To further characterize the association between the Yet proteins and Scs2p–Opi1p, we incubated ER microsomes (Wuestehube and Schekman, 1992 ) with the cross-linking reagent dithiobis[succinimidylpropionate] (DSP) and then performed denaturing to recover Scs2p-HA or Opi1p-MYC (Figure 5B). Both Yet1p and Yet3p were associated with Scs2p-HA and Opi1p-MYC in a cross-linker–dependent manner, consistent with our native immunoprecipitation results. We note that Scs2p-HA was not efficiently cross-linked to Opi1p-MYC under these conditions, presumably because primary amino groups in these proteins were not positioned to generate a cross-linked product. Given that we did not detect the Scs2p–Opi1p association using DSP, these results provide evidence that the Yet complex is proximally associated with both Scs2p and Opi1p. However, these results do not exclude the possibility that additional components are required for association of Yet1p–Yet3p with Scs2p–Opi1p.

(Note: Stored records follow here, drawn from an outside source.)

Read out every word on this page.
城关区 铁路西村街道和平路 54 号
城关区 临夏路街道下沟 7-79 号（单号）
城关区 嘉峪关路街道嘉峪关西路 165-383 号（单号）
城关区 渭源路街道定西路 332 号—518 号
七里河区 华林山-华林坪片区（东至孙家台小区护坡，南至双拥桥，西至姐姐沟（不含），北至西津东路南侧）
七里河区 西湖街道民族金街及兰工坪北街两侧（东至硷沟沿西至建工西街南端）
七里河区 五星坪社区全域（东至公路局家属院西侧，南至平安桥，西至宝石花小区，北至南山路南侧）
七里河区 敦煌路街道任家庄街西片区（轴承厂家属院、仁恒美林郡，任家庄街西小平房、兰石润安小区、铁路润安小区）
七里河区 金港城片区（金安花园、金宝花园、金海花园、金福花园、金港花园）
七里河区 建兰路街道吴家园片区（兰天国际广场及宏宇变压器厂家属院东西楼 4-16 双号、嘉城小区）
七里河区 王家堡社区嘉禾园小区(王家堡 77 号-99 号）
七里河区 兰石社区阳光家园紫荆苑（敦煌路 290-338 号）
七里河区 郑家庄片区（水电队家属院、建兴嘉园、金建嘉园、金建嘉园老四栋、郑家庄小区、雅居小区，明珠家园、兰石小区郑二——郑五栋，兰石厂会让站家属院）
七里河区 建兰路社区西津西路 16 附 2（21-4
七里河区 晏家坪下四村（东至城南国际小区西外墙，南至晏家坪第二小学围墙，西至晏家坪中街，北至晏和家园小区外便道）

We next examined the influence of inositol starvation on the interactions between Scs2p–Opi1p and the Yet proteins. For this experiment, cells were grown to log phase in the presence of inositol, washed, and then cultured for 3 h in the presence or absence of inositol. As shown in Figure 5C, immunoprecipitation of Scs2p-HA or Opi1p-MYC revealed that inositol starvation increased the amount of Yet1p and Yet3p coassociated with Scs2p-HA and Opi1p-MYC, suggesting that association of the Yet1p–Yet3p complex with Scs2p and Opi1p was stimulated by this condition. Notably, an increase in Scs2p–Opi1p association was not detected in these experiments as predicted from the model of INO1 derepression (Loewen et al., 2004 ). However, control experiments to assess protein association after detergent solubilization indicated that a mixture of digitonin-solubilized SCS2-HA opi1Δ semi-intact cells with OPI1-MYC scs2Δ semi-intact cells produced postsolubilization complexes in which Opi1p-MYC was efficiently coimmunoprecipitated with Scs2p-HA (Supplemental Figure 3). In contrast, a similar mixing experiment with SCS2-HA yet3Δ and scs2Δ YET3 digitonin-solubilized semi-intact cells showed that postsolubilization association between Scs2p-HA and Yet3p was negligible (Supplemental Figure 3).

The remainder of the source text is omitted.